The Division is sad to record the death on Thursday 16 July of Sir John Rankin Goody, a long-time member of the Department. Jack Goody taught Social Anthropology at Cambridge for thirty years, from 1954 until his retirement in 1984. In 1973 he was elected to succeed Meyer Fortes to the William Wyse Professorship.
His many publications contributed widely to social anthropology, and he was also an influential figure in the human and social sciences more broadly, from The Social Organisation of the LoWiili (1954), through Literacy in Traditional Societies (1968), Technology, Tradition and the State in Africa (1971), Production and Reproduction (1976), The Domestication of the Savage Mind (1977), Cooking, Cuisine and Class (1982), The Development of the Family and Marriage in Europe (1983), The Oriental, the Ancient and the Primitive (1990), The Culture of Flowers (1993), The East in the West (1996), and The Theft of History (2006) to Renaissances (2010).

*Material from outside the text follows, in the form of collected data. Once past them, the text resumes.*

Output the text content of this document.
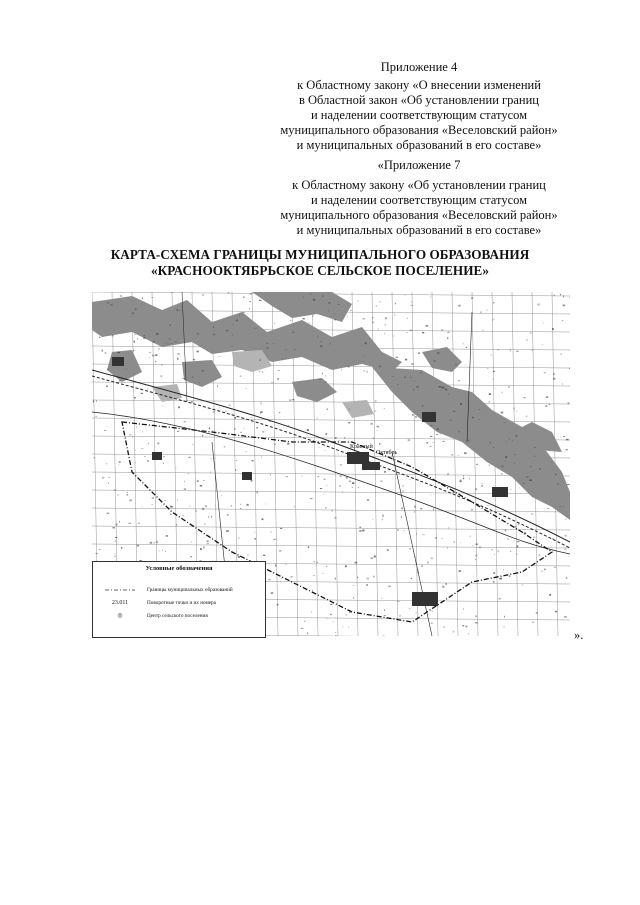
Приложение 4
к Областному закону «О внесении изменений
в Областной закон «Об установлении границ
и наделении соответствующим статусом
муниципального образования «Веселовский район»
и муниципальных образований в его составе»
«Приложение 7
к Областному закону «Об установлении границ
и наделении соответствующим статусом
муниципального образования «Веселовский район»
и муниципальных образований в его составе»
КАРТА-СХЕМА ГРАНИЦЫ МУНИЦИПАЛЬНОГО ОБРАЗОВАНИЯ
«КРАСНООКТЯБРЬСКОЕ СЕЛЬСКОЕ ПОСЕЛЕНИЕ»
Красный
Октябрь
Условные обозначения
Границы муниципальных образований
23.011	Поворотные точки и их номера
◎	Центр сельского поселения
».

The many strands of his work brought a highly distinctive mode of world-historical comparison to bear on issues that continue to resonate with the concerns of contemporary anthropologists, particularly in his much-debated writings on the nature and origins of global modernity, which he explored from a perspective strongly challenging eurocentric teleologies and ‘rise of the West’ triumphalism.
Jack Goody received many international awards and honours in the course of his long career, including a Knighthood for services to Social Anthropology in 2005.